235 Mr. Connaughton asked the Minister for Health and Children if his attention has been drawn to the serious position concerning waiting lists for services for the intellectually disabled as a direct result of the recent budget, to the great fear and anxiety parents have for the continued wellbeing of their intellectually disabled family member, and to the fact that there is no funding allocated for new service developments in 2003; and if he will make a statement on the matter. [2853/03]

Charlie O'Connor

Question:

239 Mr. O'Connor asked the Minister for Health and Children if his attention has been drawn to the grave concerns of parents and families of children and adults with intellectual disability regarding budget 2003 as conveyed to local Dáil Deputies; if his attention has further been drawn to their needs; and if he will make a statement on the matter. [2857/03]

I propose to take Questions Nos. 235 and 239 together.

I am aware of the concerns regarding the provision of services to persons with an intellectual disability and those with autism. Additional funding of €13.3 million has been allocated to services for persons with an intellectual disability or autism in 2003 to meet the full year cost of the 2002 developments and to further enhance the health related support services to children with an intellectual disability or autism.

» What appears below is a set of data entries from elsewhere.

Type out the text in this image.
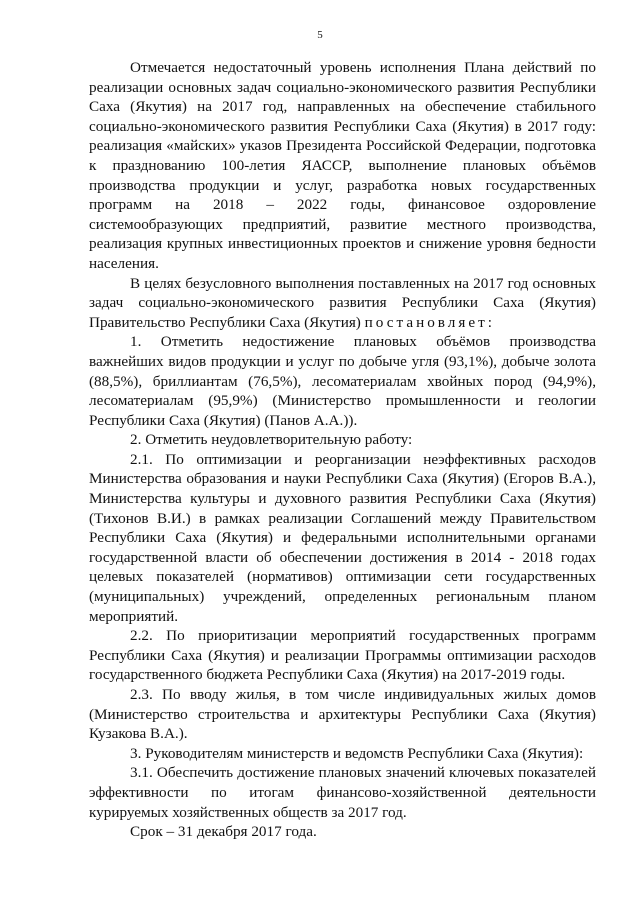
5

Отмечается недостаточный уровень исполнения Плана действий по реализации основных задач социально-экономического развития Республики Саха (Якутия) на 2017 год, направленных на обеспечение стабильного социально-экономического развития Республики Саха (Якутия) в 2017 году: реализация «майских» указов Президента Российской Федерации, подготовка к празднованию 100-летия ЯАССР, выполнение плановых объёмов производства продукции и услуг, разработка новых государственных программ на 2018 – 2022 годы, финансовое оздоровление системообразующих предприятий, развитие местного производства, реализация крупных инвестиционных проектов и снижение уровня бедности населения.

В целях безусловного выполнения поставленных на 2017 год основных задач социально-экономического развития Республики Саха (Якутия) Правительство Республики Саха (Якутия) постановляет:

1. Отметить недостижение плановых объёмов производства важнейших видов продукции и услуг по добыче угля (93,1%), добыче золота (88,5%), бриллиантам (76,5%), лесоматериалам хвойных пород (94,9%), лесоматериалам (95,9%) (Министерство промышленности и геологии Республики Саха (Якутия) (Панов А.А.)).

2. Отметить неудовлетворительную работу:

2.1. По оптимизации и реорганизации неэффективных расходов Министерства образования и науки Республики Саха (Якутия) (Егоров В.А.), Министерства культуры и духовного развития Республики Саха (Якутия) (Тихонов В.И.) в рамках реализации Соглашений между Правительством Республики Саха (Якутия) и федеральными исполнительными органами государственной власти об обеспечении достижения в 2014 - 2018 годах целевых показателей (нормативов) оптимизации сети государственных (муниципальных) учреждений, определенных региональным планом мероприятий.

2.2. По приоритизации мероприятий государственных программ Республики Саха (Якутия) и реализации Программы оптимизации расходов государственного бюджета Республики Саха (Якутия) на 2017-2019 годы.

2.3. По вводу жилья, в том числе индивидуальных жилых домов (Министерство строительства и архитектуры Республики Саха (Якутия) Кузакова В.А.).

3. Руководителям министерств и ведомств Республики Саха (Якутия):

3.1. Обеспечить достижение плановых значений ключевых показателей эффективности по итогам финансово-хозяйственной деятельности курируемых хозяйственных обществ за 2017 год.

Срок – 31 декабря 2017 года.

This funding is in addition to the very significant revenue investment, amounting to €188 million, which has been made in these services since 1997 and which is built into the ongoing budget base. The additional funding provided by this and the previous Government between 2000 and 2002 was used to put in place, in addition to a range of other services, over 900 new residential, 380 new respite and around 2,000 new day places for people with an intellectual disability and those with autism.
Despite this very significant investment, demographic factors are contributing to growing waiting lists for residential services in particular even though the numbers of people in receipt of services, including full time residential services, continues to increase. The increased birth rate in the 1960s and 1970s has resulted in large numbers of adults in their late 20s and early 30s requiring full-time residential services. In addition people with an intellectual disability are living longer than previously adding to the need for services compared to previous generations. This has also been the international experience in service provision to this population.
The overall economic position in 2003 has had implications for all aspects of public investment, and this is reflected in the Estimates and budget adopted by the Government for 2003. Within this overall framework, however, some two-thirds of the additional funding available for non-capital investment in services has been allocated to the health services. This funding is being applied largely to maintaining existing levels of service across all service programmes including services for people with an intellectual disability. While it is regrettable that the level of investment in these services achieved in recent years could not be maintained in 2003, my Department will work closely with the health boards and other service providers in relation to service provision this year.